A third numerical variable can be represented in a scatterplot by use of different symbols or colours.
Three numerical variables can be displayed in a 3-dimensional scatterplot; this may be rotated to help understand the relationships in the data.
An array of scatterplots of all pairs of variables is often informative, especially if the scatterplots are dynamically linked.
'Brushing' refers to dynamic highlighting of the same individuals in multiple linked displays.
Slicing is another dynamic technique. Only observations within a range of values of one variable (a slice) are displayed in linked displays.
Correlation and least squares are used to describe the relationship between two numerical variables. Additional measurements from each individual can potentially help to refine our understanding of the relationship.
Different symbols or colours can be used to represent a third categorical variable in a scatterplot.
The relationship between Y and X can be separately described by a least squares line within each group.
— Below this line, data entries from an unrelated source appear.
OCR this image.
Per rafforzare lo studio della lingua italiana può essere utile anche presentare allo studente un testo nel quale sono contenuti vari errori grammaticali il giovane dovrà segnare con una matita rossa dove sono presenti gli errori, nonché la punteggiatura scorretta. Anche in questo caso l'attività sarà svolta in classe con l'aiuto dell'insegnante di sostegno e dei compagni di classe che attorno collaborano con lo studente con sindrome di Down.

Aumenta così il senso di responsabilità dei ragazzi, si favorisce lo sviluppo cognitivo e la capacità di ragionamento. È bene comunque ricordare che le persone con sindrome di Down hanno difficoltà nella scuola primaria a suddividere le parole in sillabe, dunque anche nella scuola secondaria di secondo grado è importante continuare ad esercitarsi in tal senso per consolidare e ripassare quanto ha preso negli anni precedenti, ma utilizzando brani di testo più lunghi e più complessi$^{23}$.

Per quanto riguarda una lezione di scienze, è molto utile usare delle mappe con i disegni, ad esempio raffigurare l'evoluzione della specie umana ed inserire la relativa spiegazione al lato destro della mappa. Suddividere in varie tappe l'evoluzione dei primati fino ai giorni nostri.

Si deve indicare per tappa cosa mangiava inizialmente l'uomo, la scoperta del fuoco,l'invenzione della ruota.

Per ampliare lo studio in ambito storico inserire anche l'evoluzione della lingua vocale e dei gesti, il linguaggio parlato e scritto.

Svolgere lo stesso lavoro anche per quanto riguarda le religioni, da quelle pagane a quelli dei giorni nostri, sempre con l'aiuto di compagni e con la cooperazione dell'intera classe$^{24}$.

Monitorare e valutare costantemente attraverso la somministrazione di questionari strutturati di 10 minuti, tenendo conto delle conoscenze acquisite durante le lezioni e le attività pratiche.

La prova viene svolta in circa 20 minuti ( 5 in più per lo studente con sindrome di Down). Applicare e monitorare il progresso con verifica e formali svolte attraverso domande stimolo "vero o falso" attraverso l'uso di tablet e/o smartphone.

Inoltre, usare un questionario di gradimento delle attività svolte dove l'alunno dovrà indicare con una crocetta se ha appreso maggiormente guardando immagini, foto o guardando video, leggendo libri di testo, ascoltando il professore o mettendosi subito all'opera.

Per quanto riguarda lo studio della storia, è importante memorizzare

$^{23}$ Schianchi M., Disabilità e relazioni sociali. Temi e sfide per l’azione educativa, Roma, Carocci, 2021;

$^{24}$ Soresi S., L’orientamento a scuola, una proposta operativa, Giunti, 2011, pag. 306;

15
This should lead to improved prediction of the response if the relationship is different in different groups.
If regression lines for the different groups are parallel, it is easy to summarise the group differences numerically and interpret these differences.
Transformations may linearise the relationship between the response and explanatory variables in each group and also give parallel regression lines.
A numerical variable can be used to split the individuals into groups.
Groups can also be represented with different symbols or colours on a scatterplot matrix that describes the relationships between 3 or more other variables.
In many data sets, two or more explanatory variables could potentially affect the response. Using two or more explanatory variables may give more accurate predictions.
A simple linear model with a single explanatory variable can be extended with extra terms to explain the additional effect of other explanatory variables.
The slope coefficient associated with an explanatory variable describes its effect if all other variables are held constant. It may have a different sign from the correlation coefficient between the variable and the response.
The relationship between a response variable and two explanatory variables can be effectively displayed in a rotating 3-dimensional scatterplot.
The equation of a linear model for Y in terms of X and Z can be displayed as a plane in 3-dimensions.
The residuals are vertical distances from the crosses on a 3-dimensional scatterplot to the plane representing the model.
An objective estimation method is to minimise the sum of squared residuals -- the principle of least squares.
Variables Y and X may be positively correlated overall, but have zero or even negative correlation at each value of a categorical variable, Z. The variable Z is called a lurking (or hidden) variable.
A lurking variable can also distort the difference between the means of Y in two groups (i.e. for two values of a categorical variable, X).
If X, Y and Z are all categorical, a reversal of the marginal relationship between X and Y and their conditional relationships for different values of Z is called Simpson's paradox.
A few extra examples are shown where a hidden variable, Z, can result in a misleading conclusion from the marginal relationship. A full analysis using Z is always more complex but is essential to understand the relationship.